In a conceptual perspective, examining the issue through the medical anthropology concepts helped me understand that there were more things to HIV or abortion, but that the sociocultural factors played a huge role in making the statistics on the WHO and the women’s complex decisions. Some of the well-known causes for HIV would be through the sex work that the women went through as a business, but religion playing a role did not at first come into my mind. The woman, who was once considering abortion, completely changed her mind after being converted to a Christian. Even though there was the risk of giving birth to a child who would have to deal with the illness, the hope that she received through the faith was in a way prevented suicide or abortion. However, it also became a part of the statistic that shows the rise in people with HIV.  

From a practical perspective, it would be nice to see more emphasis on educating people, especially those in poverty, to be aware of HIV and some of the options that they can take if pregnant with a baby who is bound to contract HIV as well. It is important to give the right for women to decide whether they want to give birth to a baby that is bound to live with the illness or to do abortion to prevent giving birth to another child with HIV, but in a global health sense, it is more important to figure out ways that can try to treat and prevent HIV, or even before, at its earliest stage. 

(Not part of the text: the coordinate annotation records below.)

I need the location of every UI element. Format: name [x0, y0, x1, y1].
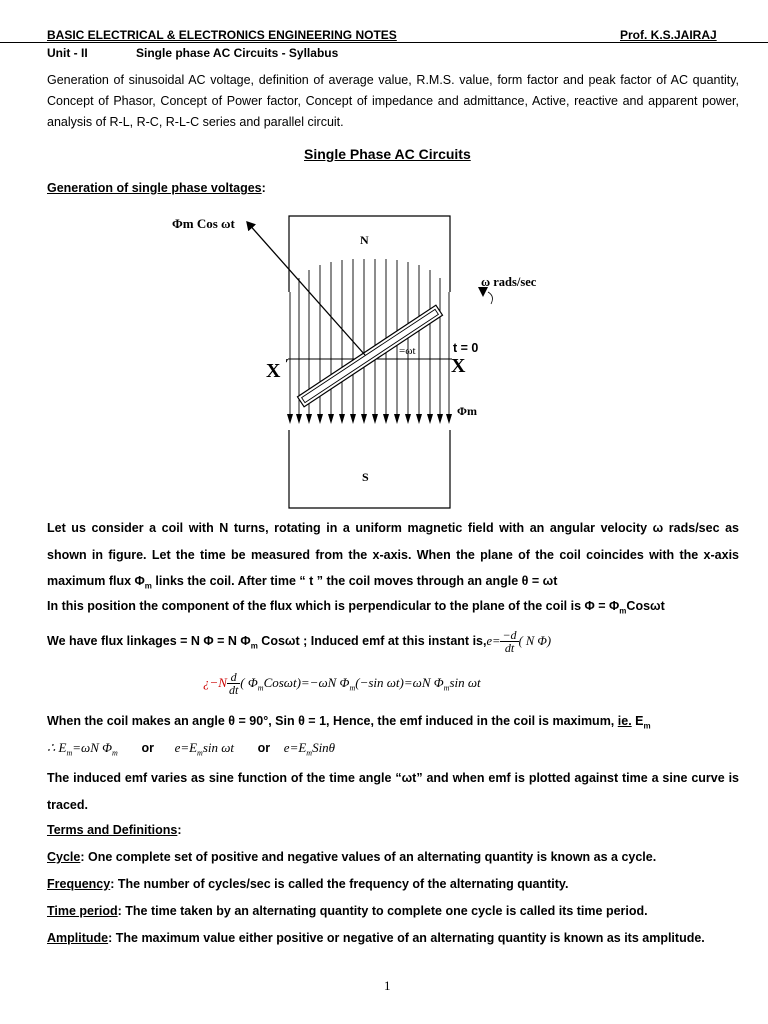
t0-label: t = 0 [453, 341, 479, 355]
term-amplitude: Amplitude: The maximum value either positive or negative of an alternating quantity is known as its amplitude. [47, 931, 705, 945]
equation-emf-derivation: ¿−N $\frac{d}{dt}$ ( $\Phi_mCos\omega t)=-\omega N$ $\Phi_m(-\sin$ ωt)=ωN $\Phi_m\sin$ ωt [203, 670, 481, 698]
header-title: BASIC ELECTRICAL & ELECTRONICS ENGINEERING NOTES [47, 28, 397, 42]
south-pole [289, 430, 450, 508]
omega-label: ω rads/sec [481, 275, 537, 289]
north-label: N [360, 233, 369, 247]
section-title: Single Phase AC Circuits [304, 146, 471, 162]
term-cycle: Cycle: One complete set of positive and negative values of an alternating quantity is known as a cycle. [47, 850, 657, 864]
term-time-period: Time period: The time taken by an alternating quantity to complete one cycle is called its time period. [47, 904, 648, 918]
coil [297, 305, 442, 407]
flux-vector-arrow [247, 222, 365, 355]
phim-label: Φm [457, 404, 477, 418]
angle-label: =ωt [399, 345, 416, 357]
unit-topic: Single phase AC Circuits - Syllabus [136, 46, 339, 60]
unit-label: Unit - II [47, 46, 88, 60]
svg-text:′: ′ [285, 357, 289, 372]
north-pole [289, 216, 450, 292]
page-number: 1 [384, 978, 391, 993]
equation-emf-forms: ∴ $E_m=\omega N$ $\Phi_m$ or $e=E_m\sin$ ωt or $e=E_mSin\theta$ [47, 740, 336, 758]
header-author: Prof. K.S.JAIRAJ [620, 28, 717, 42]
x-prime-label: X [266, 360, 281, 382]
term-frequency: Frequency: The number of cycles/sec is called the frequency of the alternating quantity. [47, 877, 569, 891]
coil-figure [0, 205, 768, 510]
flux-arrowheads [287, 414, 452, 424]
para-max-emf: When the coil makes an angle θ = 90°, Sin θ = 1, Hence, the emf induced in the coil is maximum, ie. $E_m$ [47, 714, 651, 731]
para-flux-linkages: We have flux linkages = N Φ = N $\Phi_m$ Cosωt ; Induced emf at this instant is,e= $\frac{-d}{dt}$ ( N Φ) [47, 628, 551, 656]
header-rule [0, 42, 768, 43]
para-flux-component: In this position the component of the flux which is perpendicular to the plane of the coil is $\Phi = \Phi_mCos\omega t$ [47, 599, 665, 616]
south-label: S [362, 470, 369, 484]
para-coil-description: Let us consider a coil with N turns, rotating in a uniform magnetic field with an angular velocity ω rads/sec as shown in figure. Let the time be measured from the x-axis. When the plane of the coil coincides with the x-axis maximum flux $\Phi_m$ links the coil. After time “ t ” the coil moves through an angle θ = ωt [47, 521, 739, 591]
syllabus-text: Generation of sinusoidal AC voltage, definition of average value, R.M.S. value, form factor and peak factor of AC quantity, Concept of Phasor, Concept of Power factor, Concept of impedance and admittance, Active, reactive and apparent power, analysis of R-L, R-C, R-L-C series and parallel circuit. [47, 73, 739, 129]
flux-cos-label: Φm Cos ωt [172, 216, 235, 231]
para-sine-curve: The induced emf varies as sine function of the time angle “ωt” and when emf is plotted against time a sine curve is traced. [47, 771, 739, 812]
x-label: X [451, 355, 466, 377]
rotation-arc [488, 292, 492, 304]
subheading: Generation of single phase voltages: [47, 181, 266, 195]
terms-heading: Terms and Definitions: [47, 823, 182, 837]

All in all, the connection between HIV and childbearing had various sociocultural components that explained the high rates of HIV and abortion as well. Due to some of the desires of wanting to be a mother, religious beliefs against the idea of abortion, and even social background, there had been some ups and downs to contributing to the statistics of India’s HIV rate. Though the rate of the HIV have been high, it was important to recognize that it also had a human right for both the mother and the newborn to live their own life with what they had and to live a life just like any other people, but with extra care and treatments. Also by getting educated early enough, the people would be able to prevent HIV and abortion as much as possible, especially in regions that lack such resources and high risk HIV regions.








References:

Global Health Watch 3 (2011): 1-391. Print.
Van Hollen, Cecilia. "Navigating HIV, Pregnancy, and Childbearing in South India: Pragmatics and Constraints in Women's Decision Making." Medical Anthropology 26.1 (2007): 7-52. Print.